Da bietet sich Torkild eine unerwartete Gelegenheit: Der Färöer zwingt ihn, einen Koffer mit vier Millionen Kronen in einer Villa aus dem Tresor zu stehlen. Zusammen mit Peter (Ulrich Thomsen), der kifft und manchmal vor Selbstmitleid ertrinkt, Arne (Mads Mikkelsen), der seine Aggressionen oft nicht im Griff hat und eine große Tasche voller Waffen mit sich herumschleppt, und Stefan (Nikolaj Lie Kaas), der wie ein kleiner Junge das Essen in sich hineinstopft und von der großen Liebe träumt, holt sich Torkild ohne große Probleme den Koffer. „Nur“ ein Mann geht dabei drauf und Peter wird durch einen Schuss verletzt. Dann überlegt Torkild: Warum das Geld dem Färöer geben? Vier Millionen in eigenen Händen – das passiert nicht alle Tage.

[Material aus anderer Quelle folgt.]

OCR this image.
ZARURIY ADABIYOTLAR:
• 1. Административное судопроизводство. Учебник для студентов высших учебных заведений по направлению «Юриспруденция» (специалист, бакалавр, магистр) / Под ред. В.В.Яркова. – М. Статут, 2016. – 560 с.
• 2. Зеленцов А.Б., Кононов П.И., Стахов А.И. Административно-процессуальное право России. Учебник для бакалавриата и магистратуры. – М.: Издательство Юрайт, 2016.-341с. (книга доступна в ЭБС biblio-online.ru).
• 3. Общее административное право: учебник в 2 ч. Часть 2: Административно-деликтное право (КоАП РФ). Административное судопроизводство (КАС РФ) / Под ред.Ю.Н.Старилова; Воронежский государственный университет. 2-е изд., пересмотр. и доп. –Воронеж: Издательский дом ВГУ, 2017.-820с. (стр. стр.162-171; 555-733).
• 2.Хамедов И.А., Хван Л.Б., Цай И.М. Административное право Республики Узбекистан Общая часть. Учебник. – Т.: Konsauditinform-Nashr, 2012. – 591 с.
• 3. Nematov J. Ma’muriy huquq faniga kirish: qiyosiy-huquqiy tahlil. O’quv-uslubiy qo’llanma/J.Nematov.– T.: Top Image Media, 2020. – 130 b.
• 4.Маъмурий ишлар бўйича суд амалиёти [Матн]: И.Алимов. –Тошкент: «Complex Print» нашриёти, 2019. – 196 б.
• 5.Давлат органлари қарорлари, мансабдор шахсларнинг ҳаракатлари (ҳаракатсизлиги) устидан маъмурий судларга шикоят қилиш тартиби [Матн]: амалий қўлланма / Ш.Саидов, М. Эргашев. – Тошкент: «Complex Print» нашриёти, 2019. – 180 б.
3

So konfrontiert Torkild seine Freunde mit dem Plan, das Geld einzupacken und nach Barcelona abzuhauen. Nach anfänglichem Widerstand, vor allem von Arne, fahren die vier los. Peter jammert vor Schmerz, Arne flucht und Torkild bleibt im Wald stecken. Das Auto ist kaputt.
So landen die vier enttäuscht, wütend, verärgert mitten in einem dänischen Wald in einer abbruchreifen ehemaligen Waldwirtschaft. Torkilds Gedanken kreisen aber den der anderen weit voraus. Wenn nicht Barcelona, dann eben dänischer Wald. Warum sollte man die Wirtschaft nicht wieder aufbauen? Nachdem er Peter, der keinen Koks mehr hat, beim Telefonieren mit einem Dealer erwischt hat, sperrt er ihn ein – und beginnt nach und nach die Utensilien zu kaufen, die zum Aufbau eines Restaurants notwendig sind. Aber insbesondere Arne, der dort nicht bleiben will, und Stefan, der seine schwangere Freundin Hanne (Sofie Gråbøl) anschleppt, machen Probleme. Und schließlich wird sich der Färöer auch nicht gefallen lassen, dass ihm Torkild die Beute weggeschnappt hat ...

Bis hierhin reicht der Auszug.